Édition internationale

Les négociations gréco-ukrainiennes sur des drones de combat maritimes au point mort

Le projet, pensé comme un développement conjoint entre les deux pays, fait l’objet de plusieurs conditions posées par l’Ukraine, détentrice des technologies permettant sa réalisation.

Une ville côtière vue depuis une plage, la photo étant faite à hauteur des vaguesUne ville côtière vue depuis une plage, la photo étant faite à hauteur des vagues
Écrit par Eliot Chalier
Publié le 7 mai 2026

La coopération entre les deux pays vient d’en prendre un coup : un dossier qui symbolisait pourtant les convergences existant entre Athènes et Kyiv vient de rencontrer des complications inattendues. En effet, les officiels ukrainiens ont fait une série de prérequis pour l’attribution de licences permettant ensuite de revendre ces drones. Mais pour la Grèce, celle qui dérange le plus est que l’Ukraine garde un mot à dire sur la façon dont les systèmes sont utilisés par son armée.

Le gouvernement grec a catégoriquement refusé, arguant que des systèmes d’armement ne peuvent être bridés dans leur fonctionnement par un autre pays, en particulier sur le terrain. Cette disposition autorise en effet Kyiv à bloquer l’usage de composants construits ou provenant de son territoire.

Un problème dont l’origine semble être la Turquie

Ni Volodymyr Zelensky, ni les autres branches de l’État ukrainien n’ont dévoilé les raisons derrière ces demandes. Néanmoins, Ankara est considéré comme l’explication la plus probable. Depuis le début de la guerre en février 2022, Recep Tayyip Erdogan a maintenu son pays dans une position de neutralité : bien qu’ayant facilité les exportations de gaz et d’équipement russes en son sein, il autorise le passage de blé importé par l’Ukraine à travers les détroits des Dardanelles et du Bosphore.
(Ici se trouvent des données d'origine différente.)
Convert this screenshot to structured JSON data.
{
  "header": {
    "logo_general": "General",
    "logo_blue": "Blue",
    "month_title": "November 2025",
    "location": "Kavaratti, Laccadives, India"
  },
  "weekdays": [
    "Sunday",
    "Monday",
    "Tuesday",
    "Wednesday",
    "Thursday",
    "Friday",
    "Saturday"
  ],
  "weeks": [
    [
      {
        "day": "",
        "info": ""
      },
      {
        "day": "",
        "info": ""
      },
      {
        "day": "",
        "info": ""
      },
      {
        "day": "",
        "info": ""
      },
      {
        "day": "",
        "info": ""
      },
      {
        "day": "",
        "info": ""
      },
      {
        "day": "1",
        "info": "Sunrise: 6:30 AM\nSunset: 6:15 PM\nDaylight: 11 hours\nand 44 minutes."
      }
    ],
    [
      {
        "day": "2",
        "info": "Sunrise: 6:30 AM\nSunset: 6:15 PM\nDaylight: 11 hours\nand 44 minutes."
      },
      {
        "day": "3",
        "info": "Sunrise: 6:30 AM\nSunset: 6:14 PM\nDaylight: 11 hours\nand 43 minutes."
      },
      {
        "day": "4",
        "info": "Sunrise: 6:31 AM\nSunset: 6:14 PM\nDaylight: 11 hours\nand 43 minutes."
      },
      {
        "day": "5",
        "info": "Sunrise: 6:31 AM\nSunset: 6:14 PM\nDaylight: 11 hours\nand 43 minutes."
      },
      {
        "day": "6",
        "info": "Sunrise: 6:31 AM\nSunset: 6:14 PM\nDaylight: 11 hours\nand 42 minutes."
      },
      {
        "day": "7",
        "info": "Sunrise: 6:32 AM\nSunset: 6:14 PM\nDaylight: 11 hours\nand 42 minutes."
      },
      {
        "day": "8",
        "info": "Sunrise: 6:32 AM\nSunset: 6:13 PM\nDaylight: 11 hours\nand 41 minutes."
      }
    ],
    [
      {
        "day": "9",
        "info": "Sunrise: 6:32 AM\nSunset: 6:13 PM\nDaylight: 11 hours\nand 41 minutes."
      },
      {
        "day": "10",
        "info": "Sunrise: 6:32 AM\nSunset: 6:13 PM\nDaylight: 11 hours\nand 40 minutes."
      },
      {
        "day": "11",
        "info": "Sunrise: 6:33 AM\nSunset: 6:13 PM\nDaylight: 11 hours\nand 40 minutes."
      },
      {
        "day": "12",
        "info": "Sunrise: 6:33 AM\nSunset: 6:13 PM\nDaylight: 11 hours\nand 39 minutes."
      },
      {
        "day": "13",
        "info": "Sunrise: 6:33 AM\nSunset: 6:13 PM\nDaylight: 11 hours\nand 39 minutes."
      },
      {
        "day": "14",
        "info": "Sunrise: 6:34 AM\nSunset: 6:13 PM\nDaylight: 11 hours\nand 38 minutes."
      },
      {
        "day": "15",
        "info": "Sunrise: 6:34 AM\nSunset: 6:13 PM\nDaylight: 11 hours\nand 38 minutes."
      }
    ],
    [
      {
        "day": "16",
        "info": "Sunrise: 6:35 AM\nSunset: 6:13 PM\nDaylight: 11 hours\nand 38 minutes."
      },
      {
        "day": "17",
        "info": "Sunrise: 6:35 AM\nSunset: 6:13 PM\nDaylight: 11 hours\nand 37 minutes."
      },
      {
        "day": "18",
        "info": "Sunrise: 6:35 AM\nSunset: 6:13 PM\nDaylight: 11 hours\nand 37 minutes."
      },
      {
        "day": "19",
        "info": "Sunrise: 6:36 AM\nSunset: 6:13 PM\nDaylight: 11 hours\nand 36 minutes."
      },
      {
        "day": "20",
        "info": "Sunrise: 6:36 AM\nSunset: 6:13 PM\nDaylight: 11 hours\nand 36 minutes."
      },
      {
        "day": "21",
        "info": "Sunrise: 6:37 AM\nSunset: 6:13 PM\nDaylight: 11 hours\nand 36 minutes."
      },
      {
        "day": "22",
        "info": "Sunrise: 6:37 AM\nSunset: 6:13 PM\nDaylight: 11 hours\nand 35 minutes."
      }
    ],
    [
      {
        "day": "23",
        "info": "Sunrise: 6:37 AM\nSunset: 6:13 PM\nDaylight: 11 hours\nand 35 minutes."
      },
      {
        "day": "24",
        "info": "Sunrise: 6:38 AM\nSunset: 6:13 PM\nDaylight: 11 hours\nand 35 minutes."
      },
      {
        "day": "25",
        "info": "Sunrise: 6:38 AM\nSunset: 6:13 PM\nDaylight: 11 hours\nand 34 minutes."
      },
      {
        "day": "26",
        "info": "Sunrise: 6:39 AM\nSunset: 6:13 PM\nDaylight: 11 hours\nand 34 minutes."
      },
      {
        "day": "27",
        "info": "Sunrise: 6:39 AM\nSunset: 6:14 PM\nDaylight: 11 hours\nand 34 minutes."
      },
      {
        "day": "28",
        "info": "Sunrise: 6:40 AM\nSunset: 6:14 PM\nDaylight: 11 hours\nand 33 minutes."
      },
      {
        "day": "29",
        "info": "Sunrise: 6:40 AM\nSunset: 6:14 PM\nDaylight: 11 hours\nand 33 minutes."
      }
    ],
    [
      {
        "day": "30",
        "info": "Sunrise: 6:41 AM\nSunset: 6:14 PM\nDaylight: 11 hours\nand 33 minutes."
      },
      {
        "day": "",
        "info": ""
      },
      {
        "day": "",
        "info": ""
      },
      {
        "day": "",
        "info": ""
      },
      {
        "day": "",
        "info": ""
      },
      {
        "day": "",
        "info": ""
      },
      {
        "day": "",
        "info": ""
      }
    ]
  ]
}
La Turquie est également membre de l’OTAN, et possède la plus longue bande côtière de la mer Noire, ainsi qu’un droit de présence navale permanente régi par la convention de Montreux. Kyiv la voit donc comme un partenaire plus important à long terme.
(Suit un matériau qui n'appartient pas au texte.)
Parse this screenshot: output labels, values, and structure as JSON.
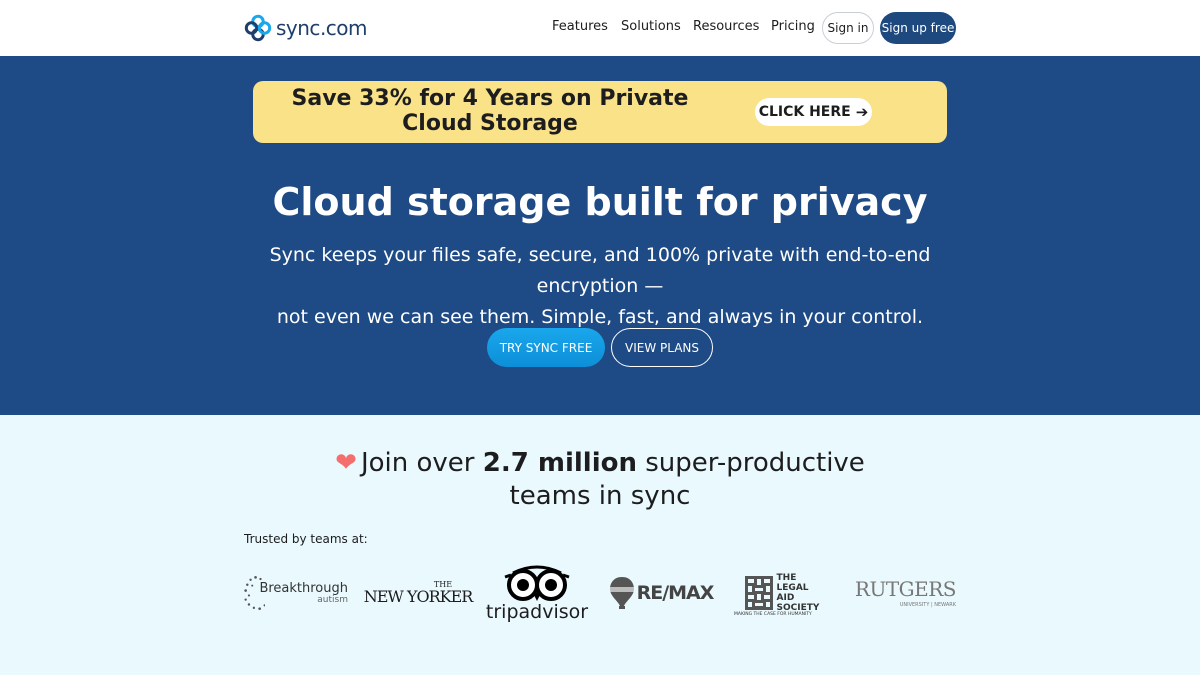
{
  "header": {
    "logo_text": "sync",
    "logo_suffix": ".com",
    "nav": [
      "Features",
      "Solutions",
      "Resources",
      "Pricing"
    ],
    "signin_label": "Sign in",
    "signup_label": "Sign up free"
  },
  "promo": {
    "line1": "Save 33% for 4 Years on Private",
    "line2": "Cloud Storage",
    "cta": "CLICK HERE"
  },
  "hero": {
    "title": "Cloud storage built for privacy",
    "subtitle_line1": "Sync keeps your files safe, secure, and 100% private with end-to-end encryption —",
    "subtitle_line2": "not even we can see them. Simple, fast, and always in your control.",
    "try_label": "TRY SYNC FREE",
    "plans_label": "VIEW PLANS"
  },
  "proof": {
    "join_prefix": "Join over ",
    "join_bold": "2.7 million",
    "join_suffix": " super-productive",
    "join_line2": "teams in sync",
    "trusted_label": "Trusted by teams at:",
    "logos": {
      "breakthrough": "Breakthrough",
      "breakthrough_sub": "autism",
      "newyorker_the": "THE",
      "newyorker": "NEW YORKER",
      "tripadvisor": "tripadvisor",
      "remax": "RE/MAX",
      "legal_the": "THE",
      "legal_1": "LEGAL",
      "legal_2": "AID",
      "legal_3": "SOCIETY",
      "legal_tag": "MAKING THE CASE FOR HUMANITY",
      "rutgers": "RUTGERS",
      "rutgers_sub": "UNIVERSITY | NEWARK"
    }
  },
  "colors": {
    "hero_bg": "#1e4a85",
    "promo_bg": "#f9e287",
    "proof_bg": "#e9f9fd",
    "signup_bg": "#1e497f",
    "try_bg": "#1aa7ec",
    "heart": "#f46e6e"
  }
}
La Grèce fait entendre son désaccord

Trois conditions ont donc été posées par le gouvernement ukrainien à une poursuite du projet : l’interdiction de l’usage des drones en mer Égée, l’impossibilité de s’en prendre à des intérêts ou des bâtiments turcs, et une circonscription de leur utilisation à l’intérieur de la mer Noire. Athènes, qui cherche à tirer profit de la technologie développée pendant le conflit avec la Russie pour étendre ses capacités d’action, ne pourrait accomplir ses objectifs si de telles demandes étaient acceptées.

Les officiels en charge des pourparlers ont alors tenté de faire jouer les livraisons d’équipements faites par la Grèce depuis le début de la guerre : des canons antichar, des missiles antiaériens Stinger, des véhicules de combat BMP-1A1, ainsi qu’un grand nombre de fusils et de munitions. Ils ont également souligné que leur pays participe à la formation des pilotes ukrainiens sur les chasseurs F16 et les chars Léopard 2, et que le port d’Alexandroupoli est un point critique pour l’envoi d’armes vers les différents champs de bataille. Cependant, aucun de ces arguments n’a réussi à faire mouche.

Des positions vraiment irréconciliables ?

Les négociations entre les deux pays sont ainsi à l’arrêt, mais elles ne sont pas condamnées pour autant : Athènes et Kiev ont ainsi discuté de moyens d'élargir les échanges au-delà de l'assistance militaire. Selon des sources bien informées, la Grèce a jusqu'à présent vendu environ 500 millions d'euros de matériel, (principalement de réserve) à Kiev, transféré via les États-Unis, l'Allemagne et la République tchèque. Continuer dans cette voie permettrait de financer l’augmentation des capacités de la marine grecque souhaitée par le gouvernent.

De plus, la question des drones maritimes est toujours sur la table : en cas d’accord, une partie de leur production aura lieu dans les chantiers navals grecs. Sur le long terme, la maîtrise et la duplication de ces technologies stratégiques sera possible, un atout qui ferait du pays une puissance incontournable en Méditerranée orientale.